Logan, a prominent Chicago investor, died at Northwestern Memorial Hospital. He suffered from pneumonia following a heart operation, his family said.
“The passing of David Logan is a great loss for the cause of investigative reporting,” said Professor Lowell Bergman, holder of the Reva and David Logan Chair in Investigative Reporting at the Graduate School of Journalism.
“Most important was his deep belief, that he expressed to me and others, in the kind of work that brings about change, that rights wrongs. David Logan, a man of great experience, provided us with a critical analysis of our work, along with his largesse.”
In 2006, Logan donated $1.5 million to the Journalism School to establish the endowed chair. Additional funds were given by the campus and private donors.
Appointed to the chair was Bergman, best known for his work at “60 Minutes”. His dispute with CBS executives over his investigation of Big Tobacco was brought to the screen in the Michael Mann movie “The Insider”.
Logan’s gifts also helped shape the culture of the Bay Area and Chicago, where he resided with his wife, Reva.
Logan, an attorney, was a jazz enthusiast and a avid collector of art and photography books. He served on the Illinois Arts Council for 29 years.
“David Logan had a deep love for art, seeing that children were exposed to it, supporting artists projects, and collecting illustrated books and photography. With his family he amassed a wonderful collection which he than then donated to institutions so that others could share in these marvelous works,” said Adjunct Professor Ken Light, director of the school’s documentary photography program.
He was a friend and benefactor of photography and those who had the opportunity to share this passion with him and his generosity and vision know he was an original and a visionary patron of the arts.
The Reva and David Logan Foundation is a private, independent grant-making institution focusing on education, the arts, religion, civil society, social change and aid to the disadvantaged.
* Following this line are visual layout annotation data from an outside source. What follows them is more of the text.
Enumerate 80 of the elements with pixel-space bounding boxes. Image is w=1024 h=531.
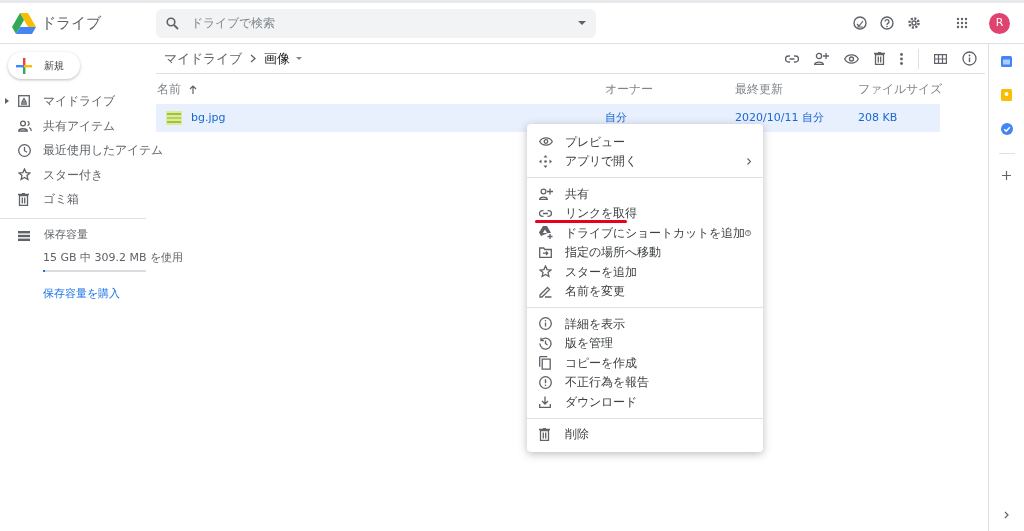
star-icon [18, 168, 31, 182]
breadcrumb-item[interactable]: マイドライブ [164, 48, 242, 69]
buy-storage-link[interactable]: 保存容量を購入 [43, 285, 146, 302]
alert-icon [539, 375, 552, 389]
column-header[interactable]: 名前 [157, 80, 181, 98]
eye-icon[interactable] [844, 53, 859, 64]
table-cell: 208 KB [858, 110, 898, 124]
menu-item[interactable]: ダウンロード [527, 392, 763, 412]
column-header[interactable]: オーナー [605, 80, 653, 98]
menu-item[interactable]: 版を管理 [527, 333, 763, 353]
people-icon [18, 119, 32, 132]
trash-icon [18, 192, 29, 206]
menu-item[interactable]: アプリで開く [527, 151, 763, 171]
trash-icon [539, 427, 550, 441]
file-name: bg.jpg [191, 109, 226, 126]
storage-icon [18, 230, 30, 241]
link-icon [539, 209, 552, 217]
chevron-right-icon[interactable] [1004, 511, 1009, 519]
menu-item[interactable]: 不正行為を報告 [527, 372, 763, 392]
download-icon [539, 395, 551, 408]
info-icon [539, 317, 552, 331]
link-icon[interactable] [785, 54, 799, 63]
add-person-icon [539, 187, 553, 200]
menu-item[interactable]: 名前を変更 [527, 281, 763, 301]
move-arrows-icon [539, 154, 552, 168]
menu-item[interactable]: ドライブにショートカットを追加 [527, 223, 763, 243]
menu-item[interactable]: 詳細を表示 [527, 314, 763, 334]
search-icon [166, 16, 179, 30]
add-person-icon[interactable] [814, 52, 829, 65]
file-row[interactable]: bg.jpg 自分 2020/10/11 自分 208 KB [156, 104, 940, 132]
sort-arrow-icon[interactable] [189, 84, 197, 94]
check-icon[interactable] [1000, 123, 1013, 135]
sidebar-item[interactable]: スター付き [0, 162, 103, 187]
expand-arrow-icon[interactable] [5, 98, 9, 105]
history-icon [539, 336, 552, 350]
search-input[interactable]: ドライブで検索 [191, 14, 566, 32]
eye-icon [539, 137, 553, 147]
table-cell: 2020/10/11 自分 [735, 110, 824, 124]
sidebar-item[interactable]: 共有アイテム [0, 113, 115, 138]
storage-usage-text: 15 GB 中 309.2 MB を使用 [43, 250, 184, 265]
dropdown-icon[interactable] [578, 21, 586, 25]
drive-folder-icon [18, 95, 30, 108]
apps-grid-icon[interactable] [956, 17, 968, 29]
menu-item[interactable]: リンクを取得 [527, 203, 763, 223]
drive-logo-icon [12, 12, 36, 34]
sidebar-item[interactable]: マイドライブ [0, 89, 115, 114]
settings-icon[interactable] [907, 16, 921, 30]
dropdown-icon [296, 57, 302, 60]
menu-item[interactable]: 削除 [527, 424, 763, 444]
copy-icon [539, 355, 551, 370]
column-header[interactable]: 最終更新 [735, 80, 783, 98]
grid-view-icon[interactable] [934, 53, 947, 64]
check-circle-icon[interactable] [853, 16, 867, 30]
sidebar-item[interactable]: ゴミ箱 [0, 187, 79, 212]
trash-icon[interactable] [874, 52, 885, 65]
drive-add-icon [539, 226, 553, 240]
chevron-right-icon [250, 54, 256, 63]
app-name: ドライブ [41, 12, 101, 34]
star-icon [539, 265, 552, 279]
new-button[interactable]: 新規 [8, 52, 80, 79]
menu-item[interactable]: 指定の場所へ移動 [527, 242, 763, 262]
more-icon[interactable] [900, 52, 903, 65]
plus-icon [16, 57, 32, 74]
menu-item[interactable]: プレビュー [527, 132, 763, 152]
table-cell: 自分 [605, 110, 627, 124]
menu-item[interactable]: 共有 [527, 184, 763, 204]
help-icon[interactable] [880, 16, 894, 30]
avatar[interactable]: R [989, 12, 1010, 34]
column-header[interactable]: ファイルサイズ [858, 80, 942, 98]
breadcrumb-item[interactable]: 画像 [264, 48, 302, 69]
search-field[interactable]: ドライブで検索 [156, 8, 596, 38]
menu-item[interactable]: スターを追加 [527, 262, 763, 282]
add-icon[interactable] [1002, 171, 1011, 180]
sidebar-item[interactable]: 最近使用したアイテム [0, 138, 163, 163]
clock-icon [18, 143, 31, 157]
menu-item[interactable]: コピーを作成 [527, 353, 763, 373]
pencil-icon [539, 284, 552, 298]
storage-label: 保存容量 [44, 227, 88, 244]
folder-move-icon [539, 246, 552, 258]
info-icon[interactable] [962, 51, 977, 66]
In addition to his gift to the Journalism School, Logan also helped support an annual symposium on investigative reporting at UC Berkeley, the Center for Investigative Reporting and PBS’s Frontline. He also co-sponsored “Jazz,” the documentary film series by Ken Burns.
In 1998, the Logan foundation created the Reva and David Logan Collection of Illustrated Books at the Legion of Honor in San Francisco.
They also gave the Fine Arts Museums of San Francisco 250 limited-edition books illustrated by modern artists and provided an endowment for future acquisitions and an annual lecture on the modern art of the book.